Peut-on refouler des proches qui sont dans le besoin ? Tout comme Hamidou, Séni, Hado et les autres ont du mal à subvenir aux besoins de leurs familles. Et pourtant, aucun d’eux n’est disposé à retourner dans son village où règne désormais la terreur. La prise en charge de ces grandes familles donne des sueurs froides à leurs hôtes. C’est le cas de cet enseignant qui appelle à la solidarité. « Au-delà des liens familiaux, je pense que chaque Burkinabè doit cultiver l’humanisme en lui. Que l’on soit proche ou pas, n’hésitez pas à leur venir en aide ». Du côté du service de l’action sociale de la commune de Kaya, on salue déjà le geste des communautés hôtes qui a permis de récolter neuf sacs de céréales au profit des déplacés.

Un site pour les déplacés internes à Kaya ?

« Nous avons commencé le recensement en novembre 2018. Nous faisons le bilan à nos responsables qui rendent également compte à notre ministère de tutelle, et c’est au ministère de voir s’il y a une nécessité de mettre en place un camp de déplacés », explique Yobi Sawadogo, agent du service de l’action sociale de la mairie. L’absence de site, de son avis, serait également due à des raisons sécuritaires. « Dans cette affluence, des complices [de groupes armés] peuvent se retrouver dans le lot », a-t-il souligné.

Yobi Sawadogo, agent du service de l’action sociale

À ce jour, il soutient que le ministère en charge de l’Action humanitaire a procédé deux fois à une remise de vivres au profit des déplacés. Toutefois, dit Yobi Sawadogo, ces derniers restent toujours dans le besoin, notamment en matière d’alimentation, de logement, de santé et d’éducation.
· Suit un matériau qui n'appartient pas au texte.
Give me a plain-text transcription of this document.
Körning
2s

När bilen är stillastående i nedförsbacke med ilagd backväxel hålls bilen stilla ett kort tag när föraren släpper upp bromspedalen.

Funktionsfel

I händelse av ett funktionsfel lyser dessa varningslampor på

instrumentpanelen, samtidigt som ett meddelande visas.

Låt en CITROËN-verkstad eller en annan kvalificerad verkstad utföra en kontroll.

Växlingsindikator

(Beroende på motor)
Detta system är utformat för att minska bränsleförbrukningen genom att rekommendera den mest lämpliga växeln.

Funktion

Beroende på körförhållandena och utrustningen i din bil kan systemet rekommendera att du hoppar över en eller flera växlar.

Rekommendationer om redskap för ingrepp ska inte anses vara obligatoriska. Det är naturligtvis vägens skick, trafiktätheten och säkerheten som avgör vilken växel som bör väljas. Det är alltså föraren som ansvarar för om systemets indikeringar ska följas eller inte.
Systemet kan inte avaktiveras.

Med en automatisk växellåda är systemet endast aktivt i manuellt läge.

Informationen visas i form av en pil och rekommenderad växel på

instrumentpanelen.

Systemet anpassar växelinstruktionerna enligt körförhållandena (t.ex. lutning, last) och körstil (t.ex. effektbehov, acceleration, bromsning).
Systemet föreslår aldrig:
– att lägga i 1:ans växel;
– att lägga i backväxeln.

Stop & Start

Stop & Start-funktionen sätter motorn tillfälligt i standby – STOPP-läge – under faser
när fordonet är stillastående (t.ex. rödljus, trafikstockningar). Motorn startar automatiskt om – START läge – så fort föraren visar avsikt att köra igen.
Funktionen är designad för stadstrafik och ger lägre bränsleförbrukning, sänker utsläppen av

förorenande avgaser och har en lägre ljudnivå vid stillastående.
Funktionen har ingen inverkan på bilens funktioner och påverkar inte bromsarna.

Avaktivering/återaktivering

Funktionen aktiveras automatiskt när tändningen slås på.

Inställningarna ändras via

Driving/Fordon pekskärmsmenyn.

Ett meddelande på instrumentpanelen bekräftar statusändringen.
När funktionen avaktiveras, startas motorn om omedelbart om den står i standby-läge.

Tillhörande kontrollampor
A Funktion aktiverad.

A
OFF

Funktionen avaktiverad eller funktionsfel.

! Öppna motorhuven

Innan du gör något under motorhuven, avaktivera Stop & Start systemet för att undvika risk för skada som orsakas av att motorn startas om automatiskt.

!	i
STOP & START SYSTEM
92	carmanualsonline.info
Selon les données récentes du Bureau des Nations unies pour la coordination des affaires humanitaires (OCHA), à ce jour, environ 1,2 million de Burkinabè ont besoin d’assistance humanitaire. Dans l’ensemble, c’est un tableau sombre qui est présenté. En mai 2019, le pays enregistrait 170 000 personnes déplacées internes, 25 000 réfugiés, seize centres de santé fermés, 2 024 écoles non-fonctionnelles.